Although crowds earlier stoned soldiers driving trucks and containers onto Indonesian Navy ships in Dili harbor, onlookers milling around the gate Thursday appeared more curious than hostile.

About 900 Men Remain, Awaiting Final Pullout Orders Only about 900 men remain of a force that at its peak in the mid-1980s numbered 40,000. They are awaiting orders from Jakarta for the final pullout, Rampangilei said.

"See you in Aceh!" a youth bicycling past the main gate shouted at two dejected-looking paratroopers guarding the post. Aceh, Indonesia's westernmost province, is the site of a separatist rebellion in which thousands of civilians and soldiers have died over the years.

Tuesday, Indonesia's highest legislative body voted to annul a law incorporating East Timor into Indonesia as its 27th province, ending an attempt to integrate the overwhelmingly Roman Catholic region into the world's biggest Muslim nation.

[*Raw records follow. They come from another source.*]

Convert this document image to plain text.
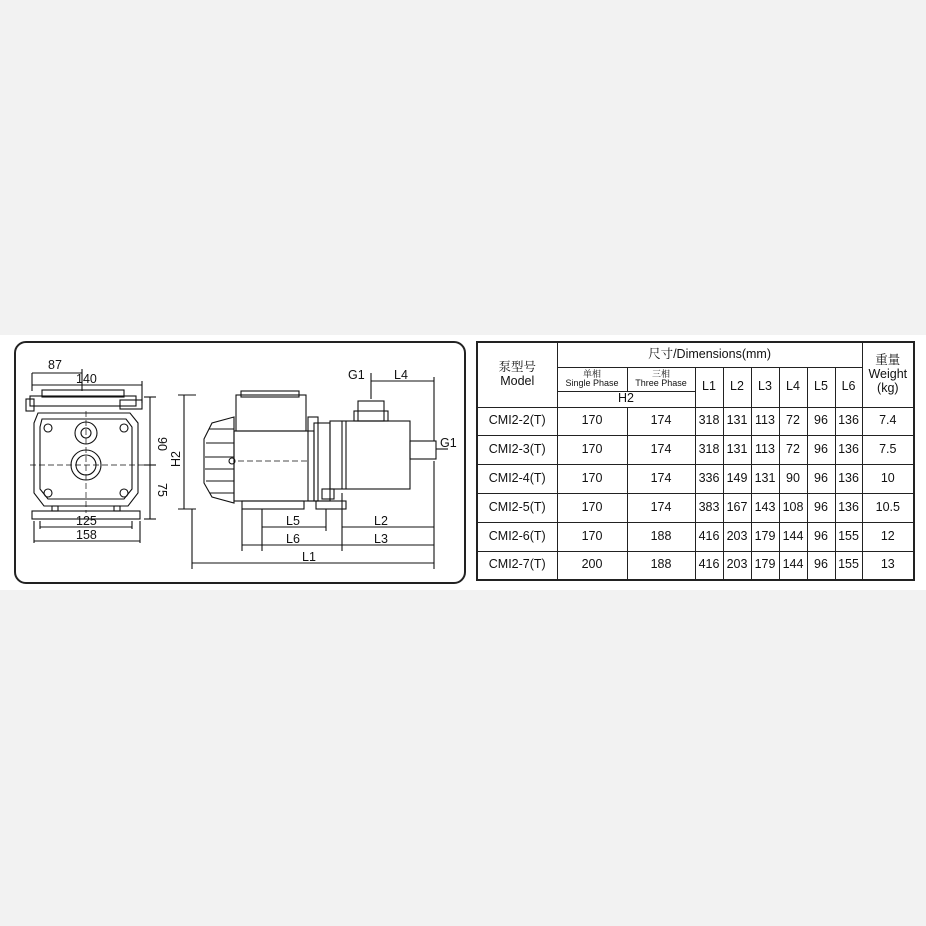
87
140
90
75
125
158
H2
G1 L4
G1
L5	L2
L6	L3
L1
泵型号
Model	尺寸/Dimensions(mm)								重量
Weight
(kg)

	单相
Single Phase	三相
Three Phase	L1	L2	L3	L4	L5	L6	
	H2								
CMI2-2(T)	170	174	318	131	113	72	96	136	7.4
CMI2-3(T)	170	174	318	131	113	72	96	136	7.5
CMI2-4(T)	170	174	336	149	131	90	96	136	10
CMI2-5(T)	170	174	383	167	143	108	96	136	10.5
CMI2-6(T)	170	188	416	203	179	144	96	155	12
CMI2-7(T)	200	188	416	203	179	144	96	155	13
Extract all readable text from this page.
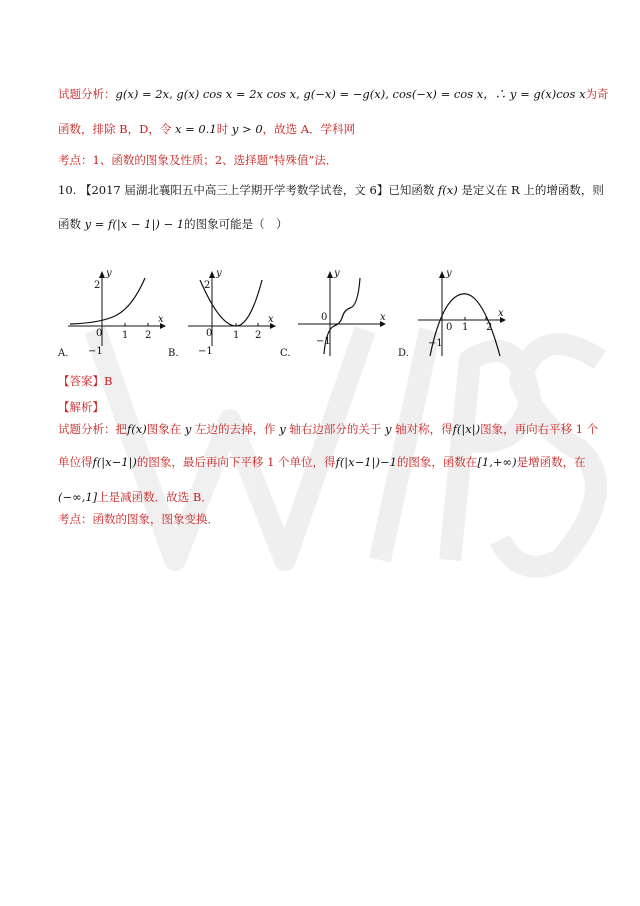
试题分析：g(x) = 2x, g(x) cos x = 2x cos x, g(−x) = −g(x), cos(−x) = cos x，∴ y = g(x)cos x为奇
函数，排除 B，D，令 x = 0.1时 y > 0，故选 A．学科网
考点：1、函数的图象及性质；2、选择题“特殊值”法．
10. 【2017 届湖北襄阳五中高三上学期开学考数学试卷，文 6】已知函数 f(x) 是定义在 R 上的增函数，则
函数 y = f(|x − 1|) − 1的图象可能是（　）
2
y
x
0 1 2
−1
A.
2
y
x
0 1 2
−1
B.
y
x
0
−1
C.
y
x
0 1 2
−1
D.
【答案】B
【解析】
试题分析：把f(x)图象在 y 左边的去掉，作 y 轴右边部分的关于 y 轴对称，得f(|x|)图象，再向右平移 1 个
单位得f(|x−1|)的图象，最后再向下平移 1 个单位，得f(|x−1|)−1的图象，函数在[1,+∞)是增函数，在
(−∞,1]上是减函数．故选 B．
考点：函数的图象，图象变换．
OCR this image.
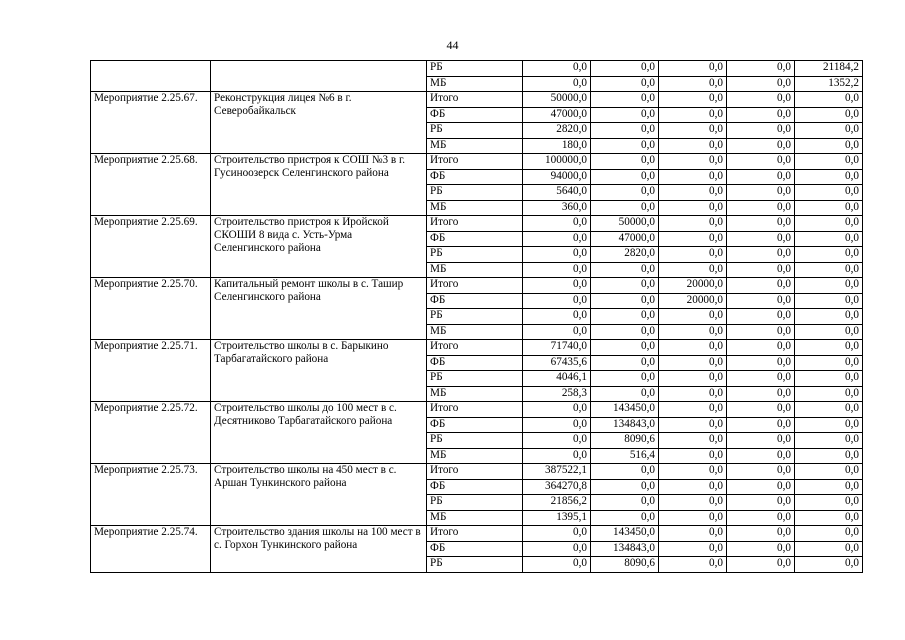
44
		РБ	0,0	0,0	0,0	0,0	21184,2
		МБ	0,0	0,0	0,0	0,0	1352,2
Мероприятие 2.25.67.	Реконструкция лицея №6 в г. Северобайкальск	Итого	50000,0	0,0	0,0	0,0	0,0
		ФБ	47000,0	0,0	0,0	0,0	0,0
		РБ	2820,0	0,0	0,0	0,0	0,0
		МБ	180,0	0,0	0,0	0,0	0,0
Мероприятие 2.25.68.	Строительство пристроя к СОШ №3 в г. Гусиноозерск Селенгинского района	Итого	100000,0	0,0	0,0	0,0	0,0
		ФБ	94000,0	0,0	0,0	0,0	0,0
		РБ	5640,0	0,0	0,0	0,0	0,0
		МБ	360,0	0,0	0,0	0,0	0,0
Мероприятие 2.25.69.	Строительство пристроя к Иройской СКОШИ 8 вида с. Усть-Урма Селенгинского района	Итого	0,0	50000,0	0,0	0,0	0,0
		ФБ	0,0	47000,0	0,0	0,0	0,0
		РБ	0,0	2820,0	0,0	0,0	0,0
		МБ	0,0	0,0	0,0	0,0	0,0
Мероприятие 2.25.70.	Капитальный ремонт школы в с. Ташир Селенгинского района	Итого	0,0	0,0	20000,0	0,0	0,0
		ФБ	0,0	0,0	20000,0	0,0	0,0
		РБ	0,0	0,0	0,0	0,0	0,0
		МБ	0,0	0,0	0,0	0,0	0,0
Мероприятие 2.25.71.	Строительство школы в с. Барыкино Тарбагатайского района	Итого	71740,0	0,0	0,0	0,0	0,0
		ФБ	67435,6	0,0	0,0	0,0	0,0
		РБ	4046,1	0,0	0,0	0,0	0,0
		МБ	258,3	0,0	0,0	0,0	0,0
Мероприятие 2.25.72.	Строительство школы до 100 мест в с. Десятниково Тарбагатайского района	Итого	0,0	143450,0	0,0	0,0	0,0
		ФБ	0,0	134843,0	0,0	0,0	0,0
		РБ	0,0	8090,6	0,0	0,0	0,0
		МБ	0,0	516,4	0,0	0,0	0,0
Мероприятие 2.25.73.	Строительство школы на 450 мест в с. Аршан Тункинского района	Итого	387522,1	0,0	0,0	0,0	0,0
		ФБ	364270,8	0,0	0,0	0,0	0,0
		РБ	21856,2	0,0	0,0	0,0	0,0
		МБ	1395,1	0,0	0,0	0,0	0,0
Мероприятие 2.25.74.	Строительство здания школы на 100 мест в с. Горхон Тункинского района	Итого	0,0	143450,0	0,0	0,0	0,0
		ФБ	0,0	134843,0	0,0	0,0	0,0
		РБ	0,0	8090,6	0,0	0,0	0,0
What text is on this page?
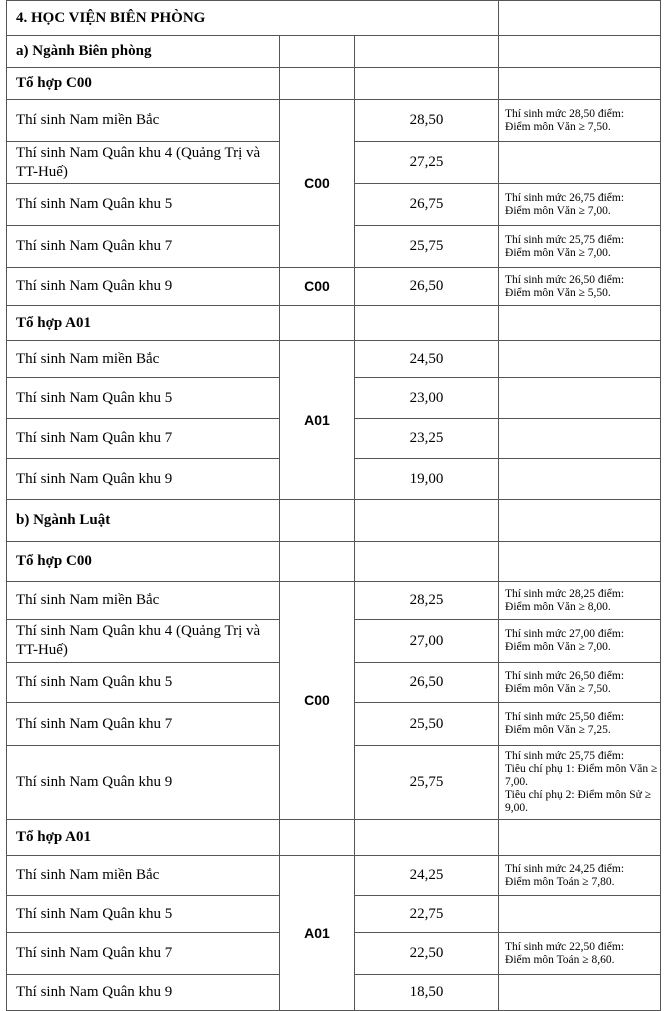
4. HỌC VIỆN BIÊN PHÒNG			
a) Ngành Biên phòng			
Tổ hợp C00			
Thí sinh Nam miền Bắc	C00	28,50	Thí sinh mức 28,50 điểm:
Điểm môn Văn ≥ 7,50.

Thí sinh Nam Quân khu 4 (Quảng Trị và TT-Huế)		27,25	
Thí sinh Nam Quân khu 5		26,75	Thí sinh mức 26,75 điểm:
Điểm môn Văn ≥ 7,00.

Thí sinh Nam Quân khu 7		25,75	Thí sinh mức 25,75 điểm:
Điểm môn Văn ≥ 7,00.

Thí sinh Nam Quân khu 9	C00	26,50	Thí sinh mức 26,50 điểm:
Điểm môn Văn ≥ 5,50.

Tổ hợp A01			
Thí sinh Nam miền Bắc	A01	24,50	
Thí sinh Nam Quân khu 5		23,00	
Thí sinh Nam Quân khu 7		23,25	
Thí sinh Nam Quân khu 9		19,00	
b) Ngành Luật			
Tổ hợp C00			
Thí sinh Nam miền Bắc	C00	28,25	Thí sinh mức 28,25 điểm:
Điểm môn Văn ≥ 8,00.

Thí sinh Nam Quân khu 4 (Quảng Trị và TT-Huế)		27,00	Thí sinh mức 27,00 điểm:
Điểm môn Văn ≥ 7,00.

Thí sinh Nam Quân khu 5		26,50	Thí sinh mức 26,50 điểm:
Điểm môn Văn ≥ 7,50.

Thí sinh Nam Quân khu 7		25,50	Thí sinh mức 25,50 điểm:
Điểm môn Văn ≥ 7,25.

Thí sinh Nam Quân khu 9		25,75	Thí sinh mức 25,75 điểm:
Tiêu chí phụ 1: Điểm môn Văn ≥ 7,00.
Tiêu chí phụ 2: Điểm môn Sử ≥ 9,00.

Tổ hợp A01			
Thí sinh Nam miền Bắc	A01	24,25	Thí sinh mức 24,25 điểm:
Điểm môn Toán ≥ 7,80.

Thí sinh Nam Quân khu 5		22,75	
Thí sinh Nam Quân khu 7		22,50	Thí sinh mức 22,50 điểm:
Điểm môn Toán ≥ 8,60.

Thí sinh Nam Quân khu 9		18,50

The revocation came after four-fifths of East Timor's 850,000 citizens opted for independence in a U.N.-supervised plebiscite on Aug. 30. That sparked a rampage by pro-Jakarta militias, backed by Indonesian soldiers, which torched and looted their way through the territory. Some 250,000 people were forced to flee to the western, Indonesian-held part of Timor island.